Her former sister-in-law, Amy Fluke, 49, also confirmed the alleged ransom plot to DailyMail.com in February, shortly after Fluke-Ekren had made her first appearances in U.S. court.

Amy said the ISIS mom began sending James emails and notes demanding more than $6,000 for the return of their two kids, shortly after moving abroad.

‘The first month they were away in Turkey we could still call and talk to Gabe and Alaina, but after that we lost all contact. And that broke my brother,’ Amy told DailyMail.com. ‘That’s when the really weird stuff started happening. It started with ransom notes.

‘We would get them by mail or emails. They were telling him he could have the kids back for a certain amount of money. Sometimes it was $5,000 or $6,000, and it started being more and more. I don’t remember the highest amount.

‘But we wanted to get the children back legally, so he didn’t pay any ransom. We were trying to fight for the opportunity to get them back to the United States to have a custody hearing, and that’s when we lost all contact with the children for about five or six years,’ she added.

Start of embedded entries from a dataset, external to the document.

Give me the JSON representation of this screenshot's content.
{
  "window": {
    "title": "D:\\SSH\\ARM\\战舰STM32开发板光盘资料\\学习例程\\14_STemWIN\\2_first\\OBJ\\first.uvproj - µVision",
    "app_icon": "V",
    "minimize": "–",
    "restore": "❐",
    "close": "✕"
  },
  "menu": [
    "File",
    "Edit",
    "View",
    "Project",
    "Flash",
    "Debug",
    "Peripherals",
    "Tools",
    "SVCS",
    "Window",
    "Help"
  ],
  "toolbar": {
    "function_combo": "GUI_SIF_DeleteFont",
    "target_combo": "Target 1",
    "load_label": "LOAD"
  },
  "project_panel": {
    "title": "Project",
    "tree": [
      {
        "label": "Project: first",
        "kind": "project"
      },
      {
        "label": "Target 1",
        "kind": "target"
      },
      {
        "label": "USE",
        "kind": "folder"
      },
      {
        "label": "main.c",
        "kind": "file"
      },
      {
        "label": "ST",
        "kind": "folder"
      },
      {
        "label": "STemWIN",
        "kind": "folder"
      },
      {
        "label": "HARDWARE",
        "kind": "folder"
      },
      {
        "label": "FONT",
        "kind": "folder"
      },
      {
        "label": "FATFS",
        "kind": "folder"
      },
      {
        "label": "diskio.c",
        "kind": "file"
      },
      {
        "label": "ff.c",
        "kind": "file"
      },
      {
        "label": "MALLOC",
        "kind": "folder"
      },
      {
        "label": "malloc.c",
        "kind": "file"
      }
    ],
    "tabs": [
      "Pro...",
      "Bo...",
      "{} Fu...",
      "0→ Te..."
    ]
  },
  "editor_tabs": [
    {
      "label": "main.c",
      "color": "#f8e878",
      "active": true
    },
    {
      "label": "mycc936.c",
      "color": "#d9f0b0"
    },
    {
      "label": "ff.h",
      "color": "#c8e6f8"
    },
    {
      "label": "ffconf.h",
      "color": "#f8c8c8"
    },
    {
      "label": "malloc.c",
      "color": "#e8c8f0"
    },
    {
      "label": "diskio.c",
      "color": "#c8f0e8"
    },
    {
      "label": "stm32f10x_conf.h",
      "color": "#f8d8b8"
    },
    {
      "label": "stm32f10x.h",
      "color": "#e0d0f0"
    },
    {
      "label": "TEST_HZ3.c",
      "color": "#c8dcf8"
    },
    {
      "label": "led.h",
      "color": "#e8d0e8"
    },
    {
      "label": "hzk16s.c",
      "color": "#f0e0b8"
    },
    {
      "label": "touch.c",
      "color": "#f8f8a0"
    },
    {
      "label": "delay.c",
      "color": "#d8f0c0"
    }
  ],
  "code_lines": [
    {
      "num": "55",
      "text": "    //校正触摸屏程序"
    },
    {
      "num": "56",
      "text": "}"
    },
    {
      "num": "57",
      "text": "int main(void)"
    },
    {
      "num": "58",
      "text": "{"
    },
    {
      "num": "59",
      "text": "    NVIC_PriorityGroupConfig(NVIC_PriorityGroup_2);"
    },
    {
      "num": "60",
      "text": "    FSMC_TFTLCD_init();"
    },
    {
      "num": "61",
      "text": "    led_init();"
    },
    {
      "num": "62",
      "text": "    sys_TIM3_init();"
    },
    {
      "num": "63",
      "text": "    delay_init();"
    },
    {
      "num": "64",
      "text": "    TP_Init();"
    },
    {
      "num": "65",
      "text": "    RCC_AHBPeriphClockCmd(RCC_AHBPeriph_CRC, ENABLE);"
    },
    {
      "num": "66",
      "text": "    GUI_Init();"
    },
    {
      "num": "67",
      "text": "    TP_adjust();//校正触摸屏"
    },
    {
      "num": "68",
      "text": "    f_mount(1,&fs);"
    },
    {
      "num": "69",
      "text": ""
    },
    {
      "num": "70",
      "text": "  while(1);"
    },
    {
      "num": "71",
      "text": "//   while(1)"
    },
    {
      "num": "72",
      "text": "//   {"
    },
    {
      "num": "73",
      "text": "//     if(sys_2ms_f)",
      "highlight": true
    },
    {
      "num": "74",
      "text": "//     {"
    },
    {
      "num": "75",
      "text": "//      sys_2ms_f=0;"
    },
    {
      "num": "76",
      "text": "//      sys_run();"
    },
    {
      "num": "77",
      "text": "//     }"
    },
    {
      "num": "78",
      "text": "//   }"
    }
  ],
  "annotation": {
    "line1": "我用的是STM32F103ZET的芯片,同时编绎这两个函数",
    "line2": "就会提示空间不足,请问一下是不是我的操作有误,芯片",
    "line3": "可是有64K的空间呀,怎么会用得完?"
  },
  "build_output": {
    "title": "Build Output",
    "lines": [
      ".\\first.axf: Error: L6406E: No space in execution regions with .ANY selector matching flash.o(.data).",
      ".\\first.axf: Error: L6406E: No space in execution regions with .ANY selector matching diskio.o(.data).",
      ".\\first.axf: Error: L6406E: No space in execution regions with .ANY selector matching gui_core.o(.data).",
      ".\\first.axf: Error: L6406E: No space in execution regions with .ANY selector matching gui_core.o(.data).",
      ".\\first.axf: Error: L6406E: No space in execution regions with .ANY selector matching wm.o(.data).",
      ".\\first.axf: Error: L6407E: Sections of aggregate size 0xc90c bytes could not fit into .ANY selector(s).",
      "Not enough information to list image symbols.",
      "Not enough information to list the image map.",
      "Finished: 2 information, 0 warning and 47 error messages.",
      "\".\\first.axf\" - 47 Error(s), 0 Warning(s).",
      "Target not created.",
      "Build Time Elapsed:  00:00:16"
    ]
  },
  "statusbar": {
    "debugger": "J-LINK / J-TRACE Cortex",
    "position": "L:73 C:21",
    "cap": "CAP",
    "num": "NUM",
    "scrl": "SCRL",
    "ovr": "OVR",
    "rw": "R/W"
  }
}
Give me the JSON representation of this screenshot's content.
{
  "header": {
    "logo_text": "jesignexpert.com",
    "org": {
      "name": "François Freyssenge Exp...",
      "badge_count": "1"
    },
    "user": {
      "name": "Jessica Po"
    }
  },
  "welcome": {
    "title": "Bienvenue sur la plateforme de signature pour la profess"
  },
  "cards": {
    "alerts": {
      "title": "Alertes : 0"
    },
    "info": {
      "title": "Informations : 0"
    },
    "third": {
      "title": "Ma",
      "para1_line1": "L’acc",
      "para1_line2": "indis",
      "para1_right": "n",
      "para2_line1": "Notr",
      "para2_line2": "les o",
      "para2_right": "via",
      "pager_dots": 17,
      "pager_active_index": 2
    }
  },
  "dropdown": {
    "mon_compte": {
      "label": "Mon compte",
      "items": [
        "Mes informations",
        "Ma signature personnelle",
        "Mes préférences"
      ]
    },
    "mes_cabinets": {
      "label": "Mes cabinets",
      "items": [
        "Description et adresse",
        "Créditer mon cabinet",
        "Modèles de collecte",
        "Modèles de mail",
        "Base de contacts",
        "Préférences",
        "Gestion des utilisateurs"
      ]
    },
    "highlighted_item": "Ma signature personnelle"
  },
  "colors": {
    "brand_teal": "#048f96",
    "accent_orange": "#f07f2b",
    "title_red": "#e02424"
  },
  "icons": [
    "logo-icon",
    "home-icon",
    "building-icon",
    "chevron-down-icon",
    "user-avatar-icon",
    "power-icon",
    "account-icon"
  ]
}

It was not clear whether any ransom money would have been diverted to ISIS.


Fluke-Ekren met second husband Volkan Ekren  (left) – a member of a powerful family in Turkey – at university, when she was still married to James Fluke. The two went on to marry and have at least three more children, according to her family blog. They are pictured above with their son Zaid


According to family members, Fluke-Ekren’s eldest son, Gabriel (left) now 25, managed to escape to the US when he was 17 and has made a quiet new life for himself, but his sister Alaina, now 24, (right) remains missing and could still be in Syria

Volkan pictured with Gabriel, Alaina, and two of his children with Fluke-Ekren, Leyla and Nael (in the back)  in 2008

Her ex-husband, James, also spoked to DailyMail.com at the time, alleging he hoped she would spend the rest of her life in prison. 

‘I hope they lock her up and throw away the key,’ he told us in February. ‘She kidnapped my kids for ten years. She’s manipulative. She always has been. She’s always wanted the spotlight. There is no way to adequately describe how manipulative she is.’

Speaking at his modest home in a quiet corner of Topeka, Kansas, he continued: ‘Imagine your wife stabbing you with a sharp object and then for some odd reason she discusses this with you to the point where you are apologizing for it.

Asked about his reaction to the terrorist accusations against her, James added: ‘I can’t even wrap my head around it. I hope she gets what she deserves. I hope it’s done right.’ 

Back in January, during one of her initial court hearings, Parekh told the judge that he had been in contact with Ekren’s parents and her adult children, and all had said they wanted no contact with her.

James and Fluke-Ekren’s eldest son, Gabriel, now 25, managed to escape to the US when he was 17 and has made a quiet new life for himself, but his sister Alaina, 24, remains missing and could still be in Syria, the family said.

Volkan and Fluke-Ekren had a second daughter named Leyla, who is also now living safely in the United States. He escaped the Islamic radicalism with Gabriel.

DailyMail.com was not immediately able to confirm the whereabouts of her other children.